Aileler için ideal olan Taşlık Plajı’nın yanı başında, Kent Park bulunuyor. Burada çocuklarınız oyun alanlarında eğlenirken, siz de kafe ve restoranlardan birinde yemek yiyebilir, şezlong ve şemsiye kiralayabilirsiniz. Ancak park içinde piknik yapmanın yasak olduğunu unutmayın. Taşlık Plajı’na giriş ücretsiz; kendi eşyalarınızı getirip gün boyu burada vakit geçirebilirsiniz.
Kumluk Plajı
Datça limanına yakın bir başka güzellik de Kumluk Plajı. Hastanealtı Plajı’ndan yürüyerek ulaşılan bu plaj, özellikle yüzme bilmeyenler ve çocuklu aileler için ideal. Sığ deniziyle bilinen Kumluk Plajı’nda rahatça yüzebilirsiniz.
Plajın hemen arkasında yer alan kafe ve restoranlar, akşam saatlerinde şezlong ve şemsiyeleri toplayıp yerlerine masalar kuruyor.
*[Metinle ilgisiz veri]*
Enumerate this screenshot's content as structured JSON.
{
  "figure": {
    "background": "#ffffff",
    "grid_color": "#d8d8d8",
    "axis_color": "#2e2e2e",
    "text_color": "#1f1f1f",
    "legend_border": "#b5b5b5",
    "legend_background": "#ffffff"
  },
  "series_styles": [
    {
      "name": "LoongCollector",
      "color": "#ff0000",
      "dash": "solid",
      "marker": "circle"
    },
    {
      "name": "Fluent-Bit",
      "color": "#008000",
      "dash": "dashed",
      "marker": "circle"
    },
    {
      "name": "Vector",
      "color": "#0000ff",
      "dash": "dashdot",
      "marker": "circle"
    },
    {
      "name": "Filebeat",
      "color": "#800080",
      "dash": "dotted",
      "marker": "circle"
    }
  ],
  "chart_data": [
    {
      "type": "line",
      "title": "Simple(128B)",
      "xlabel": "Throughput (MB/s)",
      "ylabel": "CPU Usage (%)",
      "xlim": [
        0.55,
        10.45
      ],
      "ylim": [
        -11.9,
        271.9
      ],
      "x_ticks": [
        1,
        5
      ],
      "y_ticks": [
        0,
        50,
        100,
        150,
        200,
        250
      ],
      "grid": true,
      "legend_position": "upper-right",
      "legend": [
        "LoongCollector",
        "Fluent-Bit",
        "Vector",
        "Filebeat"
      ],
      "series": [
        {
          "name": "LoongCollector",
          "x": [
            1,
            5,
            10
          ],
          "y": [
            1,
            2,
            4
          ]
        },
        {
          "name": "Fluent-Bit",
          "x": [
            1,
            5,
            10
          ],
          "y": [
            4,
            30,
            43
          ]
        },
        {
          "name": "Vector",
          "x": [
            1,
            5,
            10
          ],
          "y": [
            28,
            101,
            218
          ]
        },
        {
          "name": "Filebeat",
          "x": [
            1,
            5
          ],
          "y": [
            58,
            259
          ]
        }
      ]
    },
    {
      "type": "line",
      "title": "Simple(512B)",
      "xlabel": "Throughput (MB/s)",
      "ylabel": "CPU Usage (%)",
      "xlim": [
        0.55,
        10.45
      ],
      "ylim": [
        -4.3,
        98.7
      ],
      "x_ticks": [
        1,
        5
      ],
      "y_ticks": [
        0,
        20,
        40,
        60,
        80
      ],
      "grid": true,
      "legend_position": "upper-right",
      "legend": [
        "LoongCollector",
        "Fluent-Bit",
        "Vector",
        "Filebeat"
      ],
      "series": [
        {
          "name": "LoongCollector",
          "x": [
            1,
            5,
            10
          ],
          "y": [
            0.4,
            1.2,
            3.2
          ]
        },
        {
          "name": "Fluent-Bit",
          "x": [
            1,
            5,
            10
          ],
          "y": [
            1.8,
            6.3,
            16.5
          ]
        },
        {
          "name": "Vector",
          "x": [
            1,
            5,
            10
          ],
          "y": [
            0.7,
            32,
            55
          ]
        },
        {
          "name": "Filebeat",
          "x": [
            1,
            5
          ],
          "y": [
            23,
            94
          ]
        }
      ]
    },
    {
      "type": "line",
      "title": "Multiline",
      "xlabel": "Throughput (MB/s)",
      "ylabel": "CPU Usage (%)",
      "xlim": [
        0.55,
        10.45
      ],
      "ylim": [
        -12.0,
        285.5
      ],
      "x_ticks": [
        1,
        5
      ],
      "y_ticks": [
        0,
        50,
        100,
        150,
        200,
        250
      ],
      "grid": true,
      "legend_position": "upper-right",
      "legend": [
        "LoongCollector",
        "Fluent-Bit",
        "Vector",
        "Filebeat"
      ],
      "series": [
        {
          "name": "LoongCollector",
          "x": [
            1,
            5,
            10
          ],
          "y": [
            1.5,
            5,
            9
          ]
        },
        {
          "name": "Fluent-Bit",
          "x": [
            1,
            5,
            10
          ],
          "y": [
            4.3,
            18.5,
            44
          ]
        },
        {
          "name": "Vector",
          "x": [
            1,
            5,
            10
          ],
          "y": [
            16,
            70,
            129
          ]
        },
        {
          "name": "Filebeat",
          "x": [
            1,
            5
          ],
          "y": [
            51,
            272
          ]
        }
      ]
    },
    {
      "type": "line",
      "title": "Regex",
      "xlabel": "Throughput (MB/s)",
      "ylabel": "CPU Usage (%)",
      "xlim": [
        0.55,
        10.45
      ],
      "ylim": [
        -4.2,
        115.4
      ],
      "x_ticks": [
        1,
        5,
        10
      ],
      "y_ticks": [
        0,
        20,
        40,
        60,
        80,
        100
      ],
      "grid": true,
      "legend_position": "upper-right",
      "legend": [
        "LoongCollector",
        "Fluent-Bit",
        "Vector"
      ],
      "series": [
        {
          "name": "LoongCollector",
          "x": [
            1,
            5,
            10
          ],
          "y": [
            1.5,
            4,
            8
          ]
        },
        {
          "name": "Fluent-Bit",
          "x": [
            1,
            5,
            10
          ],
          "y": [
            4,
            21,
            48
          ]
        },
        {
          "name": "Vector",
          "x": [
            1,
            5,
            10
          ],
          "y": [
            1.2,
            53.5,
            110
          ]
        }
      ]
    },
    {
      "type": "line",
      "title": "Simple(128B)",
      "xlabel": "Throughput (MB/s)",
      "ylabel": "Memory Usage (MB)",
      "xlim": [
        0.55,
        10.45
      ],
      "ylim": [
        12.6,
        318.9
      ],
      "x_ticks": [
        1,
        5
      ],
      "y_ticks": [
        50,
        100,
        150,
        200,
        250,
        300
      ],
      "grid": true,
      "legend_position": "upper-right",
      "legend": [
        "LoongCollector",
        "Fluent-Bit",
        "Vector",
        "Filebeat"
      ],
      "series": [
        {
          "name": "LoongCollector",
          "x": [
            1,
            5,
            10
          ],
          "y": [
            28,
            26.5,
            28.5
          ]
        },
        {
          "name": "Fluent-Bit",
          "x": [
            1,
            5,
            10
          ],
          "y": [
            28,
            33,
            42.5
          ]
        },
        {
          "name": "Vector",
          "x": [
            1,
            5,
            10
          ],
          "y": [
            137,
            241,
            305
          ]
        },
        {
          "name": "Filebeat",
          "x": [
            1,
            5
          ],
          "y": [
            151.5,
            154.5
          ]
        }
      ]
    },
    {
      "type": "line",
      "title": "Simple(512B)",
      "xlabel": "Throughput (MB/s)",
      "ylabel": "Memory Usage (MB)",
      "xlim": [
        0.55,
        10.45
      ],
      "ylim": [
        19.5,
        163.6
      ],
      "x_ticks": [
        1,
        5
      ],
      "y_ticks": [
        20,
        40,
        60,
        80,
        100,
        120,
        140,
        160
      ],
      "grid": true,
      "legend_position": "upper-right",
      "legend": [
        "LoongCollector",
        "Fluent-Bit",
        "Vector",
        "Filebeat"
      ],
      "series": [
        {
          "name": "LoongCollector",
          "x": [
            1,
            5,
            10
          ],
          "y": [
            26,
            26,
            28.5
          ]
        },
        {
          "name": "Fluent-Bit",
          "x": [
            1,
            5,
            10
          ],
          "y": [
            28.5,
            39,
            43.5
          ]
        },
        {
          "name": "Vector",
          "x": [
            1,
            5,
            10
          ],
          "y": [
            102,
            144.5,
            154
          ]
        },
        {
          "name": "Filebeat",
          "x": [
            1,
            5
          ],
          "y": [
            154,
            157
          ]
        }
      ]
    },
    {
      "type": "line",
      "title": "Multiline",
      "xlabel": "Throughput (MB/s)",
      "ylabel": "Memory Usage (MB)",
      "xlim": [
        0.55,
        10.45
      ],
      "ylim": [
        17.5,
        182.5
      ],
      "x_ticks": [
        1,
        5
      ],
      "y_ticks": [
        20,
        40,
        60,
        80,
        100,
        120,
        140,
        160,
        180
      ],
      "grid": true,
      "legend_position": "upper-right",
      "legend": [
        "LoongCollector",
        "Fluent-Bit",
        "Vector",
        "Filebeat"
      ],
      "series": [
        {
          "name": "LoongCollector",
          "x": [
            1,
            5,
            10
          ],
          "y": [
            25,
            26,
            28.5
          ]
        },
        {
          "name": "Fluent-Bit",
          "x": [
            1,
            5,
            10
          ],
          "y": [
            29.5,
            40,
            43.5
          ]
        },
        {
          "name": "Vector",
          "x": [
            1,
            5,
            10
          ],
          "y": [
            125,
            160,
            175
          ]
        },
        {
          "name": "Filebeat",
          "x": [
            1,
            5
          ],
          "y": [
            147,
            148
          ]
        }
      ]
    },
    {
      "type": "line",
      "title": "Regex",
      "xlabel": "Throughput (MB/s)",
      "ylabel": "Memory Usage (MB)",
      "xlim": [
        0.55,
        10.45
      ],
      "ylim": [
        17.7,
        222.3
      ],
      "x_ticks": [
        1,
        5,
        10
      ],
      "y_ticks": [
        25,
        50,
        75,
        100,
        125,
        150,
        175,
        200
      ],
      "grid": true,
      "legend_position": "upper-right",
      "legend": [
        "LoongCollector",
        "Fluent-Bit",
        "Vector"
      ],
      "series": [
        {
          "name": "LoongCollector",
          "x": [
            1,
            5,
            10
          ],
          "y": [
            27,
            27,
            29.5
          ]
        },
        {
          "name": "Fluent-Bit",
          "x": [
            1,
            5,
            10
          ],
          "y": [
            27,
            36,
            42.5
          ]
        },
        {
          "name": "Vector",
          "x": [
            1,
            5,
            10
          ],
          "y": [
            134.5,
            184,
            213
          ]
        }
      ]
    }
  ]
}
Böylece akşam güneşinin keyfini çıkartırken, bir yandan da deniz manzarasına karşı yemek yiyebilirsiniz. Ancak burada gün boyu denize girip rahatlamak isteyenleri, suların hızla derinleşmeyişi tatmin etmeyebilir.
Kargı Koyu
Datça’nın merkezine sadece 2-3 kilometre mesafede olan Kargı Koyu, etrafı orman ve dağlarla sarılı olduğu için kuzey rüzgarlarını kesiyor ve denizi daima durgun kalıyor. Koyun girişindeki okaliptüs ağaçları ise buranın güzelliğine güzellik katıyor.
Kargı Koyu’na merkezden yürüyerek sadece yarım saatte veya minibüslerle daha kısa sürede ulaşabilirsiniz. Yerin altından kaynayan tatlı su kaynağı, denizin biraz soğuk olmasına neden oluyor. Deniz ayakkabısı olmadan girilmemesi gereken taşlık bir zemine sahip olan Koy, özellikle yaz aylarında oldukça kalabalık oluyor.